The Greenmeadow neighborhood included hundreds of home, a private park, recreational facilities, school buildings and retail on the perimeter as well as a planned street patterns that encourage walking and pedestrian connections to adjacent facilities.

That is in stark contrast to most recent PCs which are small lots with a single structure and the only reason that they are built as PCs is because they would NOT be allowed under the existing zoning. The findings required to approve the PCs have been vacuous and the public benefits illusory.

Posted by Henry
a resident of Downtown North
on Feb 6, 2014 at 10:29 am

@Drop in the bucket - Dewatering for a single family home is only a drop in the bucket if you look at a large bucket. If you happen to own the home next to the construction site and your mature landscaping dies or your foundation settles because of the lower water table, then it's not such a trivial matter.

When residents complain to the city about damage done to their property, the city does NOT track/log these complaints and then they later state that there have not been any complaints, even though residents have spoken about these issues at past public hearings.

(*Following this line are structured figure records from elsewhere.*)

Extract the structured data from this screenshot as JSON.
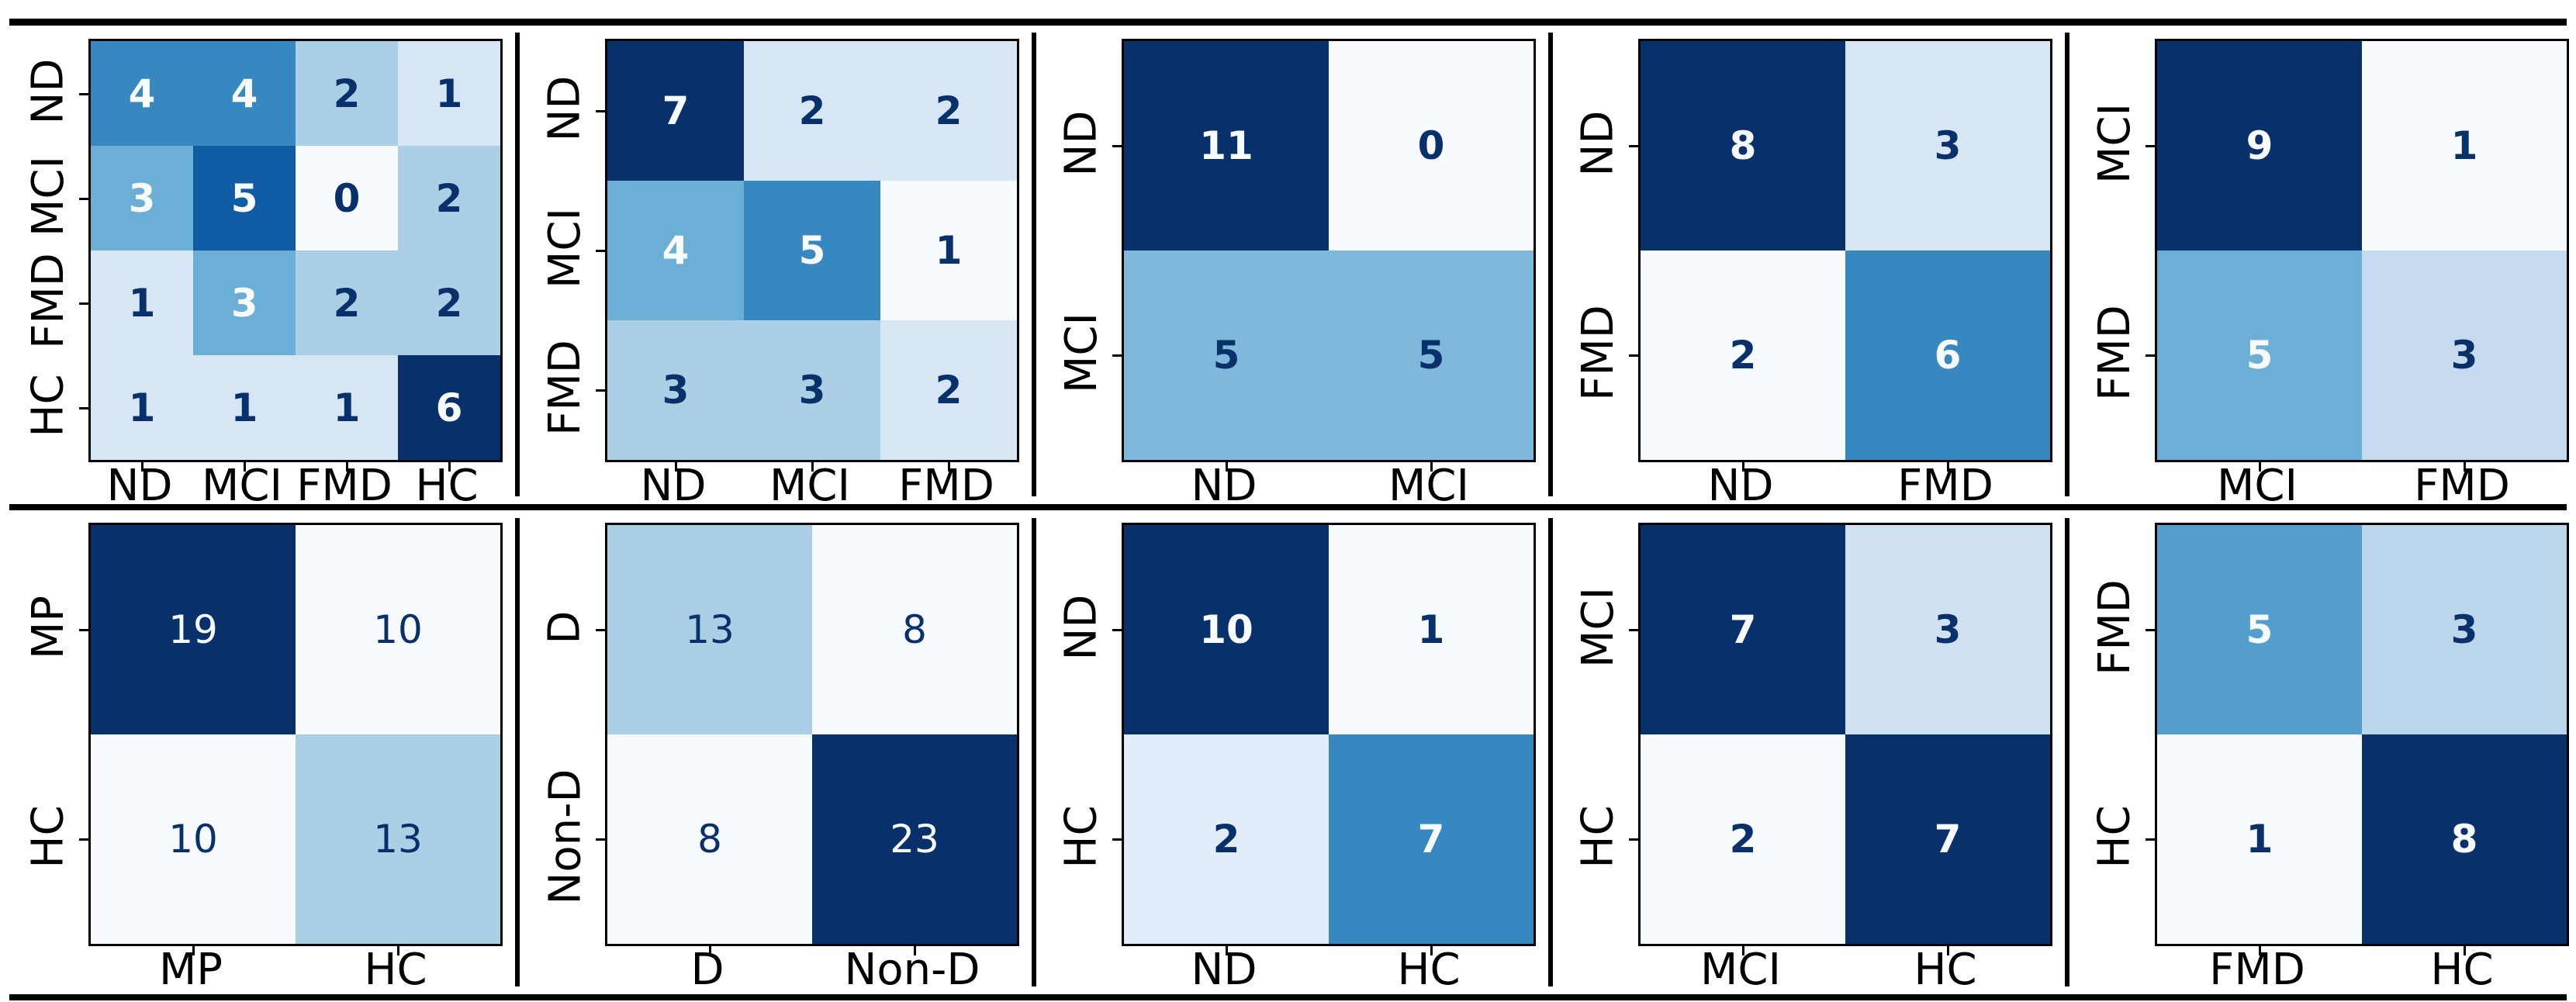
{
  "figure": {
    "description": "Row of ten confusion-matrix heatmaps (2 rows x 5 columns) separated by black rules",
    "background": "#ffffff",
    "rule_color": "#000000"
  },
  "style": {
    "colormap": "Blues",
    "colormap_stops": [
      "#f7fbff",
      "#deebf7",
      "#c6dbef",
      "#9ecae1",
      "#6baed6",
      "#4292c6",
      "#2171b5",
      "#08519c",
      "#08306b"
    ],
    "normalization": "per-panel min-max",
    "dark_annotation_color": "#08306b",
    "light_annotation_color": "#f7fbff",
    "tick_label_color": "#000000",
    "spine_color": "#000000"
  },
  "chart_data": [
    {
      "type": "heatmap",
      "grid": false,
      "legend": false,
      "colormap": "Blues",
      "bold_annotations": true,
      "row_labels": [
        "ND",
        "MCI",
        "FMD",
        "HC"
      ],
      "col_labels": [
        "ND",
        "MCI",
        "FMD",
        "HC"
      ],
      "values": [
        [
          4,
          4,
          2,
          1
        ],
        [
          3,
          5,
          0,
          2
        ],
        [
          1,
          3,
          2,
          2
        ],
        [
          1,
          1,
          1,
          6
        ]
      ]
    },
    {
      "type": "heatmap",
      "grid": false,
      "legend": false,
      "colormap": "Blues",
      "bold_annotations": true,
      "row_labels": [
        "ND",
        "MCI",
        "FMD"
      ],
      "col_labels": [
        "ND",
        "MCI",
        "FMD"
      ],
      "values": [
        [
          7,
          2,
          2
        ],
        [
          4,
          5,
          1
        ],
        [
          3,
          3,
          2
        ]
      ]
    },
    {
      "type": "heatmap",
      "grid": false,
      "legend": false,
      "colormap": "Blues",
      "bold_annotations": true,
      "row_labels": [
        "ND",
        "MCI"
      ],
      "col_labels": [
        "ND",
        "MCI"
      ],
      "values": [
        [
          11,
          0
        ],
        [
          5,
          5
        ]
      ]
    },
    {
      "type": "heatmap",
      "grid": false,
      "legend": false,
      "colormap": "Blues",
      "bold_annotations": true,
      "row_labels": [
        "ND",
        "FMD"
      ],
      "col_labels": [
        "ND",
        "FMD"
      ],
      "values": [
        [
          8,
          3
        ],
        [
          2,
          6
        ]
      ]
    },
    {
      "type": "heatmap",
      "grid": false,
      "legend": false,
      "colormap": "Blues",
      "bold_annotations": true,
      "row_labels": [
        "MCI",
        "FMD"
      ],
      "col_labels": [
        "MCI",
        "FMD"
      ],
      "values": [
        [
          9,
          1
        ],
        [
          5,
          3
        ]
      ]
    },
    {
      "type": "heatmap",
      "grid": false,
      "legend": false,
      "colormap": "Blues",
      "bold_annotations": false,
      "row_labels": [
        "MP",
        "HC"
      ],
      "col_labels": [
        "MP",
        "HC"
      ],
      "values": [
        [
          19,
          10
        ],
        [
          10,
          13
        ]
      ]
    },
    {
      "type": "heatmap",
      "grid": false,
      "legend": false,
      "colormap": "Blues",
      "bold_annotations": false,
      "row_labels": [
        "D",
        "Non-D"
      ],
      "col_labels": [
        "D",
        "Non-D"
      ],
      "values": [
        [
          13,
          8
        ],
        [
          8,
          23
        ]
      ]
    },
    {
      "type": "heatmap",
      "grid": false,
      "legend": false,
      "colormap": "Blues",
      "bold_annotations": true,
      "row_labels": [
        "ND",
        "HC"
      ],
      "col_labels": [
        "ND",
        "HC"
      ],
      "values": [
        [
          10,
          1
        ],
        [
          2,
          7
        ]
      ]
    },
    {
      "type": "heatmap",
      "grid": false,
      "legend": false,
      "colormap": "Blues",
      "bold_annotations": true,
      "row_labels": [
        "MCI",
        "HC"
      ],
      "col_labels": [
        "MCI",
        "HC"
      ],
      "values": [
        [
          7,
          3
        ],
        [
          2,
          7
        ]
      ]
    },
    {
      "type": "heatmap",
      "grid": false,
      "legend": false,
      "colormap": "Blues",
      "bold_annotations": true,
      "row_labels": [
        "FMD",
        "HC"
      ],
      "col_labels": [
        "FMD",
        "HC"
      ],
      "values": [
        [
          5,
          3
        ],
        [
          1,
          8
        ]
      ]
    }
  ]
}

The cities official position is that this matter is a civil issue between two private parties, even though the city is aware of the problems and they are granting the permits without consideration for the public's safety.

Posted by resident
a resident of Another Palo Alto neighborhood
on Feb 6, 2014 at 10:38 am

"the tiny amount that is pumped for basements". I believe the average
for a single-family lot is 6-8 million gallons. That is why dewatering
can only be done from April to October so as not to overload the storm drains as the water is pumped out.